The review panel that examined Labrador’s troubled Muskrat Falls project was similarly dismissive: “There are significant limits to the accuracy of a forecast of electrical loads 55 years into the future.”

“We have a history in Canada of provincial electricity utilities effectively bankrupting themselves by massively overbuilding supply for demand that never materializes,” Prof. Winfield observed.

It’s not that planners are incapable of imaginative thinking. Dave Devereaux, the IESO’s director of resource planning, said his organization is currently engaged in some speculative forecasting that envisions demand growing as much as threefold. But the IESO doesn’t have the luxury of incorporating such aggressive forecasts into its annual planning outlooks, which inform actual procurements.

Mr. Dawson said the AESO is also skeptical because so many other jurisdictions worldwide also vow to transform their electrical systems in the next couple of decades.

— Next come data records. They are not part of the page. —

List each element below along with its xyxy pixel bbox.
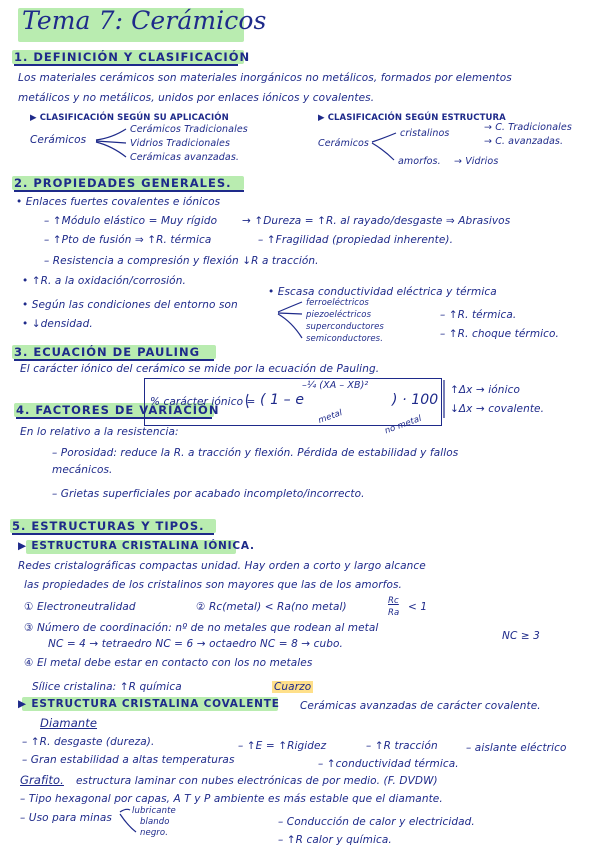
section-1-text-1: Los materiales cerámicos son materiales inorgánicos no metálicos, formados por elementos	[18, 72, 512, 84]
section-1-text-2: metálicos y no metálicos, unidos por enlaces iónicos y covalentes.	[18, 92, 375, 104]
section-1-heading: 1. DEFINICIÓN Y CLASIFICACIÓN	[14, 50, 251, 64]
prop-line: – ↑Módulo elástico = Muy rígido	[44, 215, 218, 227]
graphite-use: lubricante	[132, 806, 176, 816]
formula-left: % carácter iónico =	[150, 396, 256, 408]
graphite-use: negro.	[140, 828, 169, 838]
graphite-heading: Grafito.	[20, 773, 64, 787]
graphite-tail: estructura laminar con nubes electrónicas de por medio. (F. DVDW)	[76, 775, 438, 787]
prop-line: – ↑Fragilidad (propiedad inherente).	[258, 234, 454, 246]
classification-struct-trad: → C. Tradicionales	[484, 122, 572, 133]
classification-app-item: Cerámicas avanzadas.	[130, 152, 240, 163]
ionic-rule: NC ≥ 3	[502, 630, 540, 642]
diamond-heading: Diamante	[40, 716, 98, 730]
graphite-line: – ↑R calor y química.	[278, 834, 392, 846]
formula-body: ( 1 – e	[260, 392, 305, 408]
page-title: Tema 7: Cerámicos	[22, 6, 267, 35]
prop-line: → ↑Dureza = ↑R. al rayado/desgaste ⇒ Abrasivos	[242, 215, 511, 227]
factors-line: – Grietas superficiales por acabado incompleto/incorrecto.	[52, 488, 365, 500]
ionic-text: las propiedades de los cristalinos son mayores que las de los amorfos.	[24, 579, 402, 591]
classification-struct-avanz: → C. avanzadas.	[484, 136, 564, 147]
prop-line: – ↑Pto de fusión ⇒ ↑R. térmica	[44, 234, 212, 246]
diamond-line: – ↑R tracción	[366, 740, 438, 752]
silice-tag: Cuarzo	[274, 681, 312, 693]
silice-line: Sílice cristalina: ↑R química	[32, 681, 182, 693]
graphite-line: – Conducción de calor y electricidad.	[278, 816, 475, 828]
formula-tail: ) · 100	[392, 392, 439, 408]
ionic-rule: ① Electroneutralidad	[24, 601, 136, 613]
classification-struct-vidrios: → Vidrios	[454, 156, 499, 167]
prop-list-item: semiconductores.	[306, 334, 384, 344]
classification-app-item: Cerámicos Tradicionales	[130, 124, 248, 135]
prop-list-item: piezoeléctricos	[306, 310, 372, 320]
section-3-heading: 3. ECUACIÓN DE PAULING	[14, 345, 201, 359]
subsection-ionic: ▶ ESTRUCTURA CRISTALINA IÓNICA.	[18, 540, 255, 552]
factors-text: En lo relativo a la resistencia:	[20, 426, 179, 438]
section-5-heading: 5. ESTRUCTURAS Y TIPOS.	[12, 519, 205, 533]
subsection-covalent: ▶ ESTRUCTURA CRISTALINA COVALENTE	[18, 698, 280, 710]
diamond-line: – aislante eléctrico	[466, 742, 567, 754]
prop-line: – Resistencia a compresión y flexión ↓R a tracción.	[44, 255, 319, 267]
diamond-line: – ↑E = ↑Rigidez	[238, 740, 327, 752]
prop-list-item: superconductores	[306, 322, 384, 332]
covalent-tail: Cerámicas avanzadas de carácter covalente.	[300, 700, 541, 712]
graphite-line: – Uso para minas	[20, 812, 112, 824]
prop-line: – ↑R. choque térmico.	[440, 328, 559, 340]
ionic-rule: ④ El metal debe estar en contacto con los no metales	[24, 657, 313, 669]
prop-line: • Según las condiciones del entorno son	[22, 299, 238, 311]
classification-app-root: Cerámicos	[30, 134, 87, 146]
section-4-heading: 4. FACTORES DE VARIACIÓN	[16, 403, 220, 417]
prop-line: • ↑R. a la oxidación/corrosión.	[22, 275, 186, 287]
factors-line: mecánicos.	[52, 464, 113, 476]
classification-struct-title: ▶ CLASIFICACIÓN SEGÚN ESTRUCTURA	[318, 113, 506, 123]
classification-app-item: Vidrios Tradicionales	[130, 138, 231, 149]
classification-app-title: ▶ CLASIFICACIÓN SEGÚN SU APLICACIÓN	[30, 113, 229, 123]
formula-annot-nometal: no metal	[383, 413, 424, 437]
ionic-frac-tail: < 1	[408, 601, 428, 613]
ionic-rule: ③ Número de coordinación: nº de no metales que rodean al metal	[24, 622, 379, 634]
graphite-use: blando	[140, 817, 170, 827]
prop-list-item: ferroeléctricos	[306, 298, 369, 308]
formula-annot-metal: metal	[317, 408, 344, 426]
ionic-frac-num: Rc	[388, 596, 399, 606]
ionic-text: Redes cristalográficas compactas unidad. Hay orden a corto y largo alcance	[18, 560, 426, 572]
section-2-heading: 2. PROPIEDADES GENERALES.	[14, 176, 232, 190]
ionic-rule: ② Rc(metal) < Ra(no metal)	[196, 601, 347, 613]
factors-line: – Porosidad: reduce la R. a tracción y flexión. Pérdida de estabilidad y fallos	[52, 447, 459, 459]
classification-struct-root: Cerámicos	[318, 138, 369, 149]
formula-side-2: ↓Δx → covalente.	[450, 403, 545, 415]
prop-line: • Enlaces fuertes covalentes e iónicos	[16, 196, 221, 208]
classification-struct-cristalinos: cristalinos	[400, 128, 450, 139]
classification-struct-amorfos: amorfos.	[398, 156, 441, 167]
diamond-line: – Gran estabilidad a altas temperaturas	[22, 754, 235, 766]
pauling-text: El carácter iónico del cerámico se mide por la ecuación de Pauling.	[20, 363, 380, 375]
prop-line: • Escasa conductividad eléctrica y térmica	[268, 286, 497, 298]
diamond-line: – ↑R. desgaste (dureza).	[22, 736, 155, 748]
prop-line: – ↑R. térmica.	[440, 309, 517, 321]
graphite-line: – Tipo hexagonal por capas, A T y P ambiente es más estable que el diamante.	[20, 793, 443, 805]
diamond-line: – ↑conductividad térmica.	[318, 758, 459, 770]
ionic-frac-den: Ra	[388, 608, 400, 618]
formula-side-1: ↑Δx → iónico	[450, 384, 520, 396]
prop-line: • ↓densidad.	[22, 318, 93, 330]
ionic-rule: NC = 4 → tetraedro NC = 6 → octaedro NC = 8 → cubo.	[48, 638, 343, 650]
formula-exponent: –¼ (XA – XB)²	[302, 380, 369, 391]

“So it seems reasonable to raise the question: How is the supply chain going to handle that global demand for solar panels, battery storage, wind farms?” he said. “If you’ve got everybody ordering this equipment all at once, there’s a high risk that availability becomes an issue, or costs are escalated.”

More traditional options such as nuclear reactors or hydro dams might also be considered. RBC’s report urged this: ”Hydro and nuclear can provide significant value by avoiding a system that relies too heavily on wind and solar power and needs to store them.” But both are notorious for delays and cost overruns.

Back in 2007, then-B.C. premier Gordon Campbell identified Site C as an option for meeting what BC Hydro predicted would be a 45-per-cent increase in demand over two decades. The utility didn’t foresee how Site C would degenerate into a morass of cost overruns and geotechnical issues that damaged the credibility of all involved.

But while Site C would seem to be a cautionary tale about the hazards of complex capital projects, for many net-zero enthusiasts it’s the opposite: a reminder of why planning new generation projects must start now. RBC warned that Ontario already faces energy shortages by 2026. Though other provinces’ problems are less acute, they will soon have to make tough and expensive decisions.

“If they get it wrong, Canada could suffer Europe’s fate of a hobbled, energy-insecure grid that leaves consumers with soaring bills,” RBC asserted. Another possibility, it added, is that higher bills will discourage consumers from adopting EVs and heat pumps.

The main take-away: For all the talk of decarbonizing the electricity sector and mass electrification, the hard work of making it happen has barely begun.

“If we’re serious about net zero, this whole conversation has to move to a different level of specificity and detail,” Prof. Winfield said.